I'm using scala and slick here, and I have a baserepository which is responsible for doing the basic crud of my classes.
For a design decision, we do have updatedTime and createdTime columns all handled by the application, and not by triggers in database. Both of this fields are joda DataTime instances.
Those fields are defined in two traits called HasUpdatedAt, and HasCreatedAt, for the tables
trait HasCreatedAt {
val createdAt: Option[DateTime]
}
case class User(name:String,createdAt:Option[DateTime] = None) extends HasCreatedAt
I would like to know how can I use reflection to call the user copy method, to update the createdAt value during the database insertion method.

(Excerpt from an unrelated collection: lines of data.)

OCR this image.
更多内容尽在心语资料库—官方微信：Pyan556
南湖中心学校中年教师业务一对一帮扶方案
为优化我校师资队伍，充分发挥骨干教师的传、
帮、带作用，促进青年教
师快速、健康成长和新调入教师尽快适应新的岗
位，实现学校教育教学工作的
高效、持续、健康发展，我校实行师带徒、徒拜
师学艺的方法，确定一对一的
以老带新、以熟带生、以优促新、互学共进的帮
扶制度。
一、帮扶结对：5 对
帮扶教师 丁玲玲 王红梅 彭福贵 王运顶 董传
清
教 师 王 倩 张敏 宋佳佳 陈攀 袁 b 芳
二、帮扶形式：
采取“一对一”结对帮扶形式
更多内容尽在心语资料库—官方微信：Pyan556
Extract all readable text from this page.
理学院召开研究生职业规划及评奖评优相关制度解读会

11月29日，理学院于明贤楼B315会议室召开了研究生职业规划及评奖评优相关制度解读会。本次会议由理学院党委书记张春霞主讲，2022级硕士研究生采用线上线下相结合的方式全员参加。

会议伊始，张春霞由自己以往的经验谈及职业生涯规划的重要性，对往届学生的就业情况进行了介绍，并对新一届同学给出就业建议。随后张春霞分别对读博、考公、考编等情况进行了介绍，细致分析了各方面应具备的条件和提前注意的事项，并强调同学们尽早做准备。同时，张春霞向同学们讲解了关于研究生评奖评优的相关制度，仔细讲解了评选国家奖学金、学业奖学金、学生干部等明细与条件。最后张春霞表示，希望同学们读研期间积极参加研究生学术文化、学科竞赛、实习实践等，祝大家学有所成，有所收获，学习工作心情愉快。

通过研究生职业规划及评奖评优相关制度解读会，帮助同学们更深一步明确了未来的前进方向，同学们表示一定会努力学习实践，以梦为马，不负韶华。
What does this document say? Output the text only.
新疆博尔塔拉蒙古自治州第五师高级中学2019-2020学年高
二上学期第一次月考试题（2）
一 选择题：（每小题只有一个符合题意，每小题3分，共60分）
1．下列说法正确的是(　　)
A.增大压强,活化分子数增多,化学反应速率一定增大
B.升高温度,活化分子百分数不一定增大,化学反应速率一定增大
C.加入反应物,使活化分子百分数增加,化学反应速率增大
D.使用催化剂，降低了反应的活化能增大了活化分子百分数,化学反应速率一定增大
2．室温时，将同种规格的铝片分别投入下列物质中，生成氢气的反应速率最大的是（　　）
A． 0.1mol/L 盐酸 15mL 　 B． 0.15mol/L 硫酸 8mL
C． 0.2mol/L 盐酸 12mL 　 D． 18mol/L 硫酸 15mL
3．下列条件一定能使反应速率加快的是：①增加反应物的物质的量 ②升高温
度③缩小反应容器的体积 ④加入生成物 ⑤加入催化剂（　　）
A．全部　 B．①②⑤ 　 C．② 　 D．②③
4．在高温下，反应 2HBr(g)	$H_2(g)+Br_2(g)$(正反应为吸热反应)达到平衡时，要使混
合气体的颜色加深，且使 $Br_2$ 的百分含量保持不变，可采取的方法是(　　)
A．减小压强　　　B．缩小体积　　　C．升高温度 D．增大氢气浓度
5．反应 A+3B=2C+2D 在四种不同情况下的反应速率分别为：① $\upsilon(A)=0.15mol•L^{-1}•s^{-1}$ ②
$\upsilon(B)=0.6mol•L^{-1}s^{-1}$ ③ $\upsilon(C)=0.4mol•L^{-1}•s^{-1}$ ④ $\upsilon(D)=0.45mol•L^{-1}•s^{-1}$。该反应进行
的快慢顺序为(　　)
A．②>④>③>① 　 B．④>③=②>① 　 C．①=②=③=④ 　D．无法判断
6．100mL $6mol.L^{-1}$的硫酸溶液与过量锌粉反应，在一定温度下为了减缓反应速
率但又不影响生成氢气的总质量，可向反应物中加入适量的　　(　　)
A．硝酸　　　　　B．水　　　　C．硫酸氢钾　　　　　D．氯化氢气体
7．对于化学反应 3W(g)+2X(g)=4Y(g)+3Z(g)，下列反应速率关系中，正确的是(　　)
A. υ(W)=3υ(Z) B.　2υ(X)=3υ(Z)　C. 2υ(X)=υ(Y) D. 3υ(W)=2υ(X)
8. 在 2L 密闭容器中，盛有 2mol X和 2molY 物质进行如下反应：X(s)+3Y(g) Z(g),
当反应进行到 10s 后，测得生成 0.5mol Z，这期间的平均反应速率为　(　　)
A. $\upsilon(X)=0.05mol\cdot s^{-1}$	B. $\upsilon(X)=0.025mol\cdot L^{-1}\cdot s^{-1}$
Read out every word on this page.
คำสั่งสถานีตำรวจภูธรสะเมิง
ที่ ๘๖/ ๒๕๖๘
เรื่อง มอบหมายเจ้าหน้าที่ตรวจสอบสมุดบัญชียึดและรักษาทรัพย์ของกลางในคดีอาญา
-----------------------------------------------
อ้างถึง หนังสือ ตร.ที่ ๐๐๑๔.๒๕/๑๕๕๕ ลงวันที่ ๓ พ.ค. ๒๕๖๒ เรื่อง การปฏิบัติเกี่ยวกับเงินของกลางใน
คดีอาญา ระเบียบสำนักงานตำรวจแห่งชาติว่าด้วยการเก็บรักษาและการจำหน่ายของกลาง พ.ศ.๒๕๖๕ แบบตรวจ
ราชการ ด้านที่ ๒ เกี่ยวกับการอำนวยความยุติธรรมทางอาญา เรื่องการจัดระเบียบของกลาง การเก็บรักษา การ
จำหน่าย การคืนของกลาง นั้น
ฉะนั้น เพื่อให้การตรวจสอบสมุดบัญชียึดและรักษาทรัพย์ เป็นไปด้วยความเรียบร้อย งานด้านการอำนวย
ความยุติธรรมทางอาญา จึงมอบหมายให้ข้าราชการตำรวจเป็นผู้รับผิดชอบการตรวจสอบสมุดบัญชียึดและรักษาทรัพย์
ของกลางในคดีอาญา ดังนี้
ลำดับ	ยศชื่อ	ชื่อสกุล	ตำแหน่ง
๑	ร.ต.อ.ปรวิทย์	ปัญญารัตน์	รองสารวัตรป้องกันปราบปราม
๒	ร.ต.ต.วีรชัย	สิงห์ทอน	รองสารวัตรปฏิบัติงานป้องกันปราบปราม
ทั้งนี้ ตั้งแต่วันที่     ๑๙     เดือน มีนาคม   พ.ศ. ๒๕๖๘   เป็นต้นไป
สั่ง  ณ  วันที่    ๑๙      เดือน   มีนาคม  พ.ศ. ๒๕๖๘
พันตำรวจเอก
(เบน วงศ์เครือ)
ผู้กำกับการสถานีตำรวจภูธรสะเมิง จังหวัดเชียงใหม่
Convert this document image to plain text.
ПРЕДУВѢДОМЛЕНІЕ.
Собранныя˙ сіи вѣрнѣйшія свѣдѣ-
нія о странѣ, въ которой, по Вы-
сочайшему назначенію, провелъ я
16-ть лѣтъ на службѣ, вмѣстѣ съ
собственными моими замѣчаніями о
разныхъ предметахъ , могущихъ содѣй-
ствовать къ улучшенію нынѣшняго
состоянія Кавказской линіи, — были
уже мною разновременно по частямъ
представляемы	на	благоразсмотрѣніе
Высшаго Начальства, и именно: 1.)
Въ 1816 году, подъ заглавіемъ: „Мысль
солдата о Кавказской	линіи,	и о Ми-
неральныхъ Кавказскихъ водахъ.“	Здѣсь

Edit after #vptron and #kevin-wright comments
I have a repo like this
trait BaseRepo[ID, R] {
def insert(r: R)(implicit session: Session): ID
}
I want to implement the insert just once, and there I want to createdAt to be updated, that's why I'm not using the copy method, otherwise I need to implement it everywhere I use the createdAt column.
This question was answered here to help other with this kind of problem.
I end up using this code to execute the copy method of my case classes using scala reflection.
import reflect._
import scala.reflect.runtime.universe._
import scala.reflect.runtime._
class Empty
val mirror = universe.runtimeMirror(getClass.getClassLoader)
// paramName is the parameter that I want to replacte the value
// paramValue is the new parameter value
def updateParam[R : ClassTag](r: R, paramName: String, paramValue: Any): R = {
val instanceMirror = mirror.reflect(r)
val decl = instanceMirror.symbol.asType.toType
val members = decl.members.map(method => transformMethod(method, paramName, paramValue, instanceMirror)).filter {
case _: Empty => false
case _ => true
}.toArray.reverse
val copyMethod = decl.declaration(newTermName("copy")).asMethod
val copyMethodInstance = instanceMirror.reflectMethod(copyMethod)
copyMethodInstance(members: _*).asInstanceOf[R]
}
def transformMethod(method: Symbol, paramName: String, paramValue: Any, instanceMirror: InstanceMirror) = {
val term = method.asTerm
if (term.isAccessor) {
if (term.name.toString == paramName) {
paramValue
} else instanceMirror.reflectField(term).get
} else new Empty
}
With this I can execute the copy method of my case classes, replacing a determined field value.
As comments have said, don't change a val using reflection. Would you that with a java final variable? It makes your code do really unexpected things. If you need to change the value of a val, don't use a val, use a var.
trait HasCreatedAt {
var createdAt: Option[DateTime] = None
}
case class User(name:String) extends HasCreatedAt
Although having a var in a case class may bring some unexpected behavior e.g. copy would not work as expected. This may lead to preferring not using a case class for this.
Another approach would be to make the insert method return an updated copy of the case class, e.g.:
trait HasCreatedAt {
val createdAt: Option[DateTime]
def withCreatedAt(dt:DateTime):this.type
}
case class User(name:String,createdAt:Option[DateTime] = None) extends HasCreatedAt {
def withCreatedAt(dt:DateTime) = this.copy(createdAt = Some(dt))
}
trait BaseRepo[ID, R <: HasCreatedAt] {
def insert(r: R)(implicit session: Session): (ID, R) = {
val id = ???//insert into db
(id, r.withCreatedAt(??? /*now*/))
}
}
EDIT:
Since I didn't answer your original question and you may know what you are doing I am adding a way to do this.
import scala.reflect.runtime.universe._
val user = User("aaa", None)
val m = runtimeMirror(getClass.getClassLoader)
val im = m.reflect(user)
val decl = im.symbol.asType.toType.declaration("createdAt":TermName).asTerm
val fm = im.reflectField(decl)
fm.set(??? /*now*/)
But again, please don't do this. Read this stackoveflow answer to get some insight into what it can cause (vals map to final fields).